Se soutenir de Freud et de Lacan c’est en effet défendre l’indépendance de la psychanalyse et sa laïcité (pour Freud au regard de la médecine et de la religion)
contre ceux qui, corporations ou État, voudraient la dénaturer en la mettant à leur pas sous leur tutelle et se la réserver d’une position logique où ce serait non
pas la vérité d’une blessure originelle qui serait aux commandes mais le bouchon d’un savoir Maître.
L’air du temps vers l’encadrement juridique des psychothérapies en était venu dans le contexte qu’indiquait clairement le rapport Cléry-Melin à risquer de conduire
à la mort du tranchant original de la psychanalyse par sa réduction paramédicalisée à une des multiples psychothérapies dès lors ainsi placées abusivement sur
ordonnance, logique et contrôle médical et vouées à la dictature de l’évaluation et des bonnes pratiques de soin définies « étatiquement » par l’ANAES. La boucle
était bouclée et le système clos sur une sorte de totalité médicale techno-scientiste et hygiéniste.
C’est pourquoi j’ai été amené à écrire, au départ pour
une rencontre avec les seuls collègues analystes de mon école dans ma région, puis pour le site Œdipe un article intitulé « Main-basse techno-psychiatrique sur la
parole du sujet ».
Que voilà en effet dans ce rapport un risque inacceptable de technocratisation « totalitaire » forcée.

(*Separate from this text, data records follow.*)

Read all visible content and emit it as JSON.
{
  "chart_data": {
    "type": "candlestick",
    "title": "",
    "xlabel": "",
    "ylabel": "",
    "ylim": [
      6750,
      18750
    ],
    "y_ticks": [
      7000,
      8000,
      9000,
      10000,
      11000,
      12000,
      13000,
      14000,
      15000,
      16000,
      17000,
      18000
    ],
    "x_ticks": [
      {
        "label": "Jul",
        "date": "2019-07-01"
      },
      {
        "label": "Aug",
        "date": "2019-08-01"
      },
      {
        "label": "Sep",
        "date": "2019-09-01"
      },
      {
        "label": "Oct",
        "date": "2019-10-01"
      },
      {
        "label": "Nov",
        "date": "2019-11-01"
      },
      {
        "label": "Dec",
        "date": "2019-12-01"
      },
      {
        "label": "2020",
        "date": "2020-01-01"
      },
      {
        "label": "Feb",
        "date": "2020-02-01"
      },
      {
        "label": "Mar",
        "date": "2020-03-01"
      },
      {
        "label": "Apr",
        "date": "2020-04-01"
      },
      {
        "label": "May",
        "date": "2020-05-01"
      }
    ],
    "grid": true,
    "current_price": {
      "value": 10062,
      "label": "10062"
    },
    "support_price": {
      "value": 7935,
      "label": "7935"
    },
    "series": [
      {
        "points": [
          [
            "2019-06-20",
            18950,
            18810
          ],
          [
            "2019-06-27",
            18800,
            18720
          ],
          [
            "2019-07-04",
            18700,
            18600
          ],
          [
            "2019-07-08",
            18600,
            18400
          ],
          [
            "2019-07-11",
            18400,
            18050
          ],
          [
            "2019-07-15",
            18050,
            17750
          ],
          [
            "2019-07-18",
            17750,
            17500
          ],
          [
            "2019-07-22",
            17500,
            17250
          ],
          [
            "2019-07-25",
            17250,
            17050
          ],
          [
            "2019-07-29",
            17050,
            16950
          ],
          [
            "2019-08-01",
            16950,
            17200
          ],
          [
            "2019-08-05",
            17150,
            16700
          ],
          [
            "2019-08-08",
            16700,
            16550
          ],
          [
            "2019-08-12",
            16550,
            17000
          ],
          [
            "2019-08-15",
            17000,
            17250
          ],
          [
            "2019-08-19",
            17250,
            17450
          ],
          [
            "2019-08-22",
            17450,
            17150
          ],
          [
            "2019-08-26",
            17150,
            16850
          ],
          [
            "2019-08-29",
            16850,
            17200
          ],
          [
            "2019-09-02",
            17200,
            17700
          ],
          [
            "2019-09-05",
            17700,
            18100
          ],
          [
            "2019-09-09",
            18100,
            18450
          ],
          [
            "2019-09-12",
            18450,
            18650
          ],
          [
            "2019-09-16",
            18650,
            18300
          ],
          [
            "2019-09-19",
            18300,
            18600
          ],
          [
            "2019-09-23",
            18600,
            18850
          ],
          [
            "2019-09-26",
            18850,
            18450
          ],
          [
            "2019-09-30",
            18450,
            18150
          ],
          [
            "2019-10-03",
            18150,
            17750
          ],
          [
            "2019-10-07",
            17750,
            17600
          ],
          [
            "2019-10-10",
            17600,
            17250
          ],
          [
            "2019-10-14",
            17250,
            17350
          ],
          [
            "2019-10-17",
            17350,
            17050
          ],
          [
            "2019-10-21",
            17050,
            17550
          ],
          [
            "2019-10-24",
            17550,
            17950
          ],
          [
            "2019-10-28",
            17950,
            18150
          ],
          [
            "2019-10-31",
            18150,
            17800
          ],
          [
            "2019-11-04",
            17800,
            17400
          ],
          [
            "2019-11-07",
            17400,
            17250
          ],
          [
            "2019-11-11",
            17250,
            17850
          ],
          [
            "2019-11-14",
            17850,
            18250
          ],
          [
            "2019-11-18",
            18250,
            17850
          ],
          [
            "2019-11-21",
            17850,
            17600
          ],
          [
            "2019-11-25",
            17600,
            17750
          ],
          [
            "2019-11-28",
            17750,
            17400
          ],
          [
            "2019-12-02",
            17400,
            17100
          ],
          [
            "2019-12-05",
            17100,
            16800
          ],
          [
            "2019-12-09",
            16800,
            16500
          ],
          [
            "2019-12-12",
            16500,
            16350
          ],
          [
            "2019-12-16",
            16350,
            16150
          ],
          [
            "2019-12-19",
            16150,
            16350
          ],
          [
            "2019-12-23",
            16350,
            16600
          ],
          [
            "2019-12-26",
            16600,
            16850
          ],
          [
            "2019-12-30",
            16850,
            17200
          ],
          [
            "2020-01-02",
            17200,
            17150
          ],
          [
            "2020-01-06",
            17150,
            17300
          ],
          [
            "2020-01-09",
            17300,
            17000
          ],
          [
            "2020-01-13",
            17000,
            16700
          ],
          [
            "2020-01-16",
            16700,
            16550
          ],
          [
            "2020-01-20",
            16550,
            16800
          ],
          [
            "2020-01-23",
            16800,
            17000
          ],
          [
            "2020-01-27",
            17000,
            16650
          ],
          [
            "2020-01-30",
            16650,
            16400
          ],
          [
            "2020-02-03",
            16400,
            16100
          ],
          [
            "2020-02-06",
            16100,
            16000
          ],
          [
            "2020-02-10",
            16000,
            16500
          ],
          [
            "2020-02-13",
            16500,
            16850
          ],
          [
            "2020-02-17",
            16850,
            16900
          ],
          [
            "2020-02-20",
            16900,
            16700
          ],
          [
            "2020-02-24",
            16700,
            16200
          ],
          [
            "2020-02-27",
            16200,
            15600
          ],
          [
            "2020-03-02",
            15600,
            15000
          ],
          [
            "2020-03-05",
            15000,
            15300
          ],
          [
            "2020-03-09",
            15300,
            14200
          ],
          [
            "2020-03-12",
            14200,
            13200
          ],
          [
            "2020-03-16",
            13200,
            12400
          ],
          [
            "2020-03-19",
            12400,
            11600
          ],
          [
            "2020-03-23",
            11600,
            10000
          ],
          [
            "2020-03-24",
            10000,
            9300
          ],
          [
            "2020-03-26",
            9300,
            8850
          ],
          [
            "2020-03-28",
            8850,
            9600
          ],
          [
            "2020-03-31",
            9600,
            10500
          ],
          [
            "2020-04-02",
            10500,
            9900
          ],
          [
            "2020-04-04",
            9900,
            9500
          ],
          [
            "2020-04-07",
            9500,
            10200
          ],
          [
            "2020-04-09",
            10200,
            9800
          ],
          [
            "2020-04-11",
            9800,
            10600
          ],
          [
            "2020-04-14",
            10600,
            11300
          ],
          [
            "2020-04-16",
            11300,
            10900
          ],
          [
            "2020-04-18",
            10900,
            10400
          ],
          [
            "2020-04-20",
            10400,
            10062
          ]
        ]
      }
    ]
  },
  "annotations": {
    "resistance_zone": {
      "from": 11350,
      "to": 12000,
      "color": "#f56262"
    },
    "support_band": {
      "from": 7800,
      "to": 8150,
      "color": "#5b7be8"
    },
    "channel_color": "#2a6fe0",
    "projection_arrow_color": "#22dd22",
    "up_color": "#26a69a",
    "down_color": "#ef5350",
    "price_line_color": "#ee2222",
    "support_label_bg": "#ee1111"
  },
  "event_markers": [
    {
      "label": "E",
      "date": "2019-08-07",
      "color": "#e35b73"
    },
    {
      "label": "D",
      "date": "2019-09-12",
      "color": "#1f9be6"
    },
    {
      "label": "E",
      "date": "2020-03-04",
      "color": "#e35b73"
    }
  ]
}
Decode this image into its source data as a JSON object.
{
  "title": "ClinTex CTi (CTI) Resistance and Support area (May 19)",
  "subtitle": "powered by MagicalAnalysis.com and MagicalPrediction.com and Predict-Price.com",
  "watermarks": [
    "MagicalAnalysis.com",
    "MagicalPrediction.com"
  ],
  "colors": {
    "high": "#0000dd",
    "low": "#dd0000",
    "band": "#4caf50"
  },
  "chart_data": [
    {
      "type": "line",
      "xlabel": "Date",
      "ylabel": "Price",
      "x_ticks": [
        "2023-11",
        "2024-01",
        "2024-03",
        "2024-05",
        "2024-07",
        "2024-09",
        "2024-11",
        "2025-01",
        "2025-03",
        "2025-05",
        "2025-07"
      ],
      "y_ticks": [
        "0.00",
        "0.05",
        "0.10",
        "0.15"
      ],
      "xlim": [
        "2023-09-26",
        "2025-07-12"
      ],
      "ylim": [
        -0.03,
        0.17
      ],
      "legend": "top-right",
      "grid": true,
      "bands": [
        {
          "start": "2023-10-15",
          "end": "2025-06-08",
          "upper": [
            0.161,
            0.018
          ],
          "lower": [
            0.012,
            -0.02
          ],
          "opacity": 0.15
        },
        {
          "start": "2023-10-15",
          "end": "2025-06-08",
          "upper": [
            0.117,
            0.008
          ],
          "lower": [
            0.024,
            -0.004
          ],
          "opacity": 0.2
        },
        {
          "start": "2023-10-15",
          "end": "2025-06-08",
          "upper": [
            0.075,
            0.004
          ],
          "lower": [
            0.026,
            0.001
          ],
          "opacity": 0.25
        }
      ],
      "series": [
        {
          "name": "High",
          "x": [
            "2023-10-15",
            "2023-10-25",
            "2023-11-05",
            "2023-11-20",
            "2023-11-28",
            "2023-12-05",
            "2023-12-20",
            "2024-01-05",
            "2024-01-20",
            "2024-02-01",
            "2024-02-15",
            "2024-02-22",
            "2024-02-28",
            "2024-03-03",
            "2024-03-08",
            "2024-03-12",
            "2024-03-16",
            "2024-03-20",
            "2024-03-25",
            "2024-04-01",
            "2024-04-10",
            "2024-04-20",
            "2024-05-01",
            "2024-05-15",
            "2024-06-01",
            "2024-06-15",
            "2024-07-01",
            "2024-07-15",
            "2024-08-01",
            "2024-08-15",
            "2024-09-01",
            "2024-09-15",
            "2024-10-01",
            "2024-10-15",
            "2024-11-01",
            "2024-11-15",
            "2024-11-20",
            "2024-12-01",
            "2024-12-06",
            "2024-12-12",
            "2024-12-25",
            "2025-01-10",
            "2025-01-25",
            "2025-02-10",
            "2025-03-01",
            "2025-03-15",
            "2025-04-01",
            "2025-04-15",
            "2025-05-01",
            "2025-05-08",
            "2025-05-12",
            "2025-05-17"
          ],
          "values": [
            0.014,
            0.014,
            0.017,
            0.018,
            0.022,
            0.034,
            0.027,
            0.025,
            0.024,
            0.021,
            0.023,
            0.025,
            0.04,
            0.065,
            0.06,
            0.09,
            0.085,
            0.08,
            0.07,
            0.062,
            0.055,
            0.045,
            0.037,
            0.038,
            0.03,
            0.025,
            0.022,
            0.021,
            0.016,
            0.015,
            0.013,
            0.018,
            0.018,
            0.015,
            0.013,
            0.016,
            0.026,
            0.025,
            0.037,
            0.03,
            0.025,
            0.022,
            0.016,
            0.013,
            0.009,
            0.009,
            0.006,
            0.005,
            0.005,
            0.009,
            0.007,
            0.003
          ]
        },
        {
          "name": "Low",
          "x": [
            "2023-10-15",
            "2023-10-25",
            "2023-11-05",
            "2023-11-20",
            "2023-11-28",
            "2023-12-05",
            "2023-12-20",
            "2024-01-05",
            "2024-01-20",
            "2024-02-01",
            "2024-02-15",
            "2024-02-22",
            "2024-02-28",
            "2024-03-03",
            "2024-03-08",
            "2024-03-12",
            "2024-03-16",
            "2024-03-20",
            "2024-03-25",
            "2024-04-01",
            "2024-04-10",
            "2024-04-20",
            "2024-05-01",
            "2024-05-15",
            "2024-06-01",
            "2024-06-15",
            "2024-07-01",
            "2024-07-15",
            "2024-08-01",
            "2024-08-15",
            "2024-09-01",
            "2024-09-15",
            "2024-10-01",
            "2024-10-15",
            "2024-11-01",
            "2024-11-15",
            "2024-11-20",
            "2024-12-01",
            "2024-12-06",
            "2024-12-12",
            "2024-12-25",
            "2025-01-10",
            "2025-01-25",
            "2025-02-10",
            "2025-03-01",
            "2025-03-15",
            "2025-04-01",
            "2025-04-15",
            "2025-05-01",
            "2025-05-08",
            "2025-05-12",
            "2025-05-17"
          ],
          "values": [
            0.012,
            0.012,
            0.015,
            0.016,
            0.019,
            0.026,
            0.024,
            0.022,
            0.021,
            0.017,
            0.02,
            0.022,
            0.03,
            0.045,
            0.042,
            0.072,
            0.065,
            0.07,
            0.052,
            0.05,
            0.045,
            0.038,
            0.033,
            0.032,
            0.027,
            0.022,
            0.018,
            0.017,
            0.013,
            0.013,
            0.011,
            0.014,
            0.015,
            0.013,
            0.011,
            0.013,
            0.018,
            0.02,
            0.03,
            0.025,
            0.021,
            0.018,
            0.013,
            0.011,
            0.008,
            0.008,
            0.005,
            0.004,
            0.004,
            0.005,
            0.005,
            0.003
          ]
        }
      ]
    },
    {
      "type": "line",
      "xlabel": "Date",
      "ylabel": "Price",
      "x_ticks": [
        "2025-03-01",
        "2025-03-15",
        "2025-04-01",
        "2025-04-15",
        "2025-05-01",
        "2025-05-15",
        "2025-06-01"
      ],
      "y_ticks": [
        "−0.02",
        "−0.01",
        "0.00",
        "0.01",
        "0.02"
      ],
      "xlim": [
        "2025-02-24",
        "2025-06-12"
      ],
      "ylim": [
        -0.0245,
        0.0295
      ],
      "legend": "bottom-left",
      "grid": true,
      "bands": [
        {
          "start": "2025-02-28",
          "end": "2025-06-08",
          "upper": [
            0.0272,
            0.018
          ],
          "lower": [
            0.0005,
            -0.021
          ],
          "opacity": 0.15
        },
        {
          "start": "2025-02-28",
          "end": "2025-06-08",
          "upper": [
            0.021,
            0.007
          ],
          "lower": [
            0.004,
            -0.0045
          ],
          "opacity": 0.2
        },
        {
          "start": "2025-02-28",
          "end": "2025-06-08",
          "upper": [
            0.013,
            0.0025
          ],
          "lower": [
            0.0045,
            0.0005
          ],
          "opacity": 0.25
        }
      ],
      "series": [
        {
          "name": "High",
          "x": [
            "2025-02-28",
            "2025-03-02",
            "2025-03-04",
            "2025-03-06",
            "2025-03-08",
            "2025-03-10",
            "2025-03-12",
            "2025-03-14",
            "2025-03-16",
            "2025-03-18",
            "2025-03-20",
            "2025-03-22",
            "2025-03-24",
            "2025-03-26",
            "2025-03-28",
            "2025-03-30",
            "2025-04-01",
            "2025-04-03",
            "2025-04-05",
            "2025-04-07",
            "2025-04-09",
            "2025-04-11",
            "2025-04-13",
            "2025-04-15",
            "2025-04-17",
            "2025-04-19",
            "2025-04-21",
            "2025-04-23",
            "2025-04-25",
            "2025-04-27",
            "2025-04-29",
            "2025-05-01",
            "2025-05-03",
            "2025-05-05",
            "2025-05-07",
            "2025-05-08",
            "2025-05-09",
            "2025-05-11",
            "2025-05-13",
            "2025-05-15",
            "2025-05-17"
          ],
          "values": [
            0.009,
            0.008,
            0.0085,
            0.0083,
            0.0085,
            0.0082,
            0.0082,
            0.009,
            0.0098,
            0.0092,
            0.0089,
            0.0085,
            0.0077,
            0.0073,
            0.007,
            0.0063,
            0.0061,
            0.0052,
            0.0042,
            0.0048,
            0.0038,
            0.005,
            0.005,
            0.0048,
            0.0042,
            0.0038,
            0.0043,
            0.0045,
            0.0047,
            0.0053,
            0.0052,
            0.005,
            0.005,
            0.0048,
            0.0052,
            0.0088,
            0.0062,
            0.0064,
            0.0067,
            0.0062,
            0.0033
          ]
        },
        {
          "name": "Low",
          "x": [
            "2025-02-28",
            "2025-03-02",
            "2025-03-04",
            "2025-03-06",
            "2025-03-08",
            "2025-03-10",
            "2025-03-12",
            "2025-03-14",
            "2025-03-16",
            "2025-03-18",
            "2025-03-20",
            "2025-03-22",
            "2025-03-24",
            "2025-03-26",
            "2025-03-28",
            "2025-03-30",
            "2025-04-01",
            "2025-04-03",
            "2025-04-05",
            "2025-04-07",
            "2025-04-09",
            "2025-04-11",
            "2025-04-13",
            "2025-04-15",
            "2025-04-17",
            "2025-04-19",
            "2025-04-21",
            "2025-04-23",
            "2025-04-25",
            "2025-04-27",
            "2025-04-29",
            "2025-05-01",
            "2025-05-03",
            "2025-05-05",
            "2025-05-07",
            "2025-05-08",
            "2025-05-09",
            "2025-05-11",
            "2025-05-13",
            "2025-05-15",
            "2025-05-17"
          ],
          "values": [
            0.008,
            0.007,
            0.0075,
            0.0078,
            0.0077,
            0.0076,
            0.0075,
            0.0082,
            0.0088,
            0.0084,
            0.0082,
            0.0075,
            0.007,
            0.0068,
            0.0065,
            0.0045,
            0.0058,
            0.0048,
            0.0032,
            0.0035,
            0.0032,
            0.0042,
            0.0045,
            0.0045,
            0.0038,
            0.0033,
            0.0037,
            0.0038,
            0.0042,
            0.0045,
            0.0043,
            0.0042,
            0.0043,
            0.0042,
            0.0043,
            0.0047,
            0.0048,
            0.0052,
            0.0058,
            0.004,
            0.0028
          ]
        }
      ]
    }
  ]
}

Mais ce danger viendrait-il aussi, comme l’affirme notre collègue H. Cxxxx d’une psychologie clinique supposée technicienne et sans objet propre (comme si la
théorie psychanalytique et la clinique psychanalytique du sujet étaient réservées aux associations psychanalytiques privées). Une psychologie clinique qui serait
perçue et rangée comme non-laïque par certains, s’auto-positionnant ainsi comme plus blancs que blancs, c'est-à-dire encore plus laïques que les laïques. Cette
psychologie clinique serait-elle alors mise en position de rivalité pour rafler toute la mise dans le champ de la psychanalyse et dans le camp de ses praticiens
non-médecins? Or, les processus de subjectivation à quoi s’intéresse, en se démarquant ainsi des autres psychologies, la psychologie clinique - qui de plus n’est
pas Une en son sein et à fortiori c’est une évidence dans les différents courants de la psychologie universitaire- seraient-ils là aussi de façon totalitaire à la
fois champ et pratiques réservés d’une psychanalyse qui serait, elle, propriété déposée, exclusive et privée de ses écoles « annuarisées » selon une logique rivale
d’exclusion de l’un ou de l’autre ?
Que se serait-il passé qui puisse faire amalgamer médecine et psychologie clinique au regard d’une tentative de mainmise sur la psychanalyse par le biais des
psychothérapies ? Serait-ce cette première mouture de l’amendement Accoyer qui, avec la complicité intéressée et bien placée dans les rouages du pouvoir de certain
membre à la fois d’une société de psychanalyse et d’un syndicat de psychiatres d’établissements de soin tendait en effet à réserver quasi strictement la
psychothérapie (mais non pas explicitement et directement la psychanalyse) aux psychiatres en tant que psychothérapie médicale et aux psychologues cliniciens en
tant que psychothérapie paramédicale puisque placée sous prescription et contrôle psychiatrique, comme c’est d’ailleurs le cas actuellement en établissement de
soin. (J’en sais quelque chose puisque j’ai été jadis psychologue en CMPP pratiquant des psychothérapies considérées comme « rééducations médico-psychologiques »).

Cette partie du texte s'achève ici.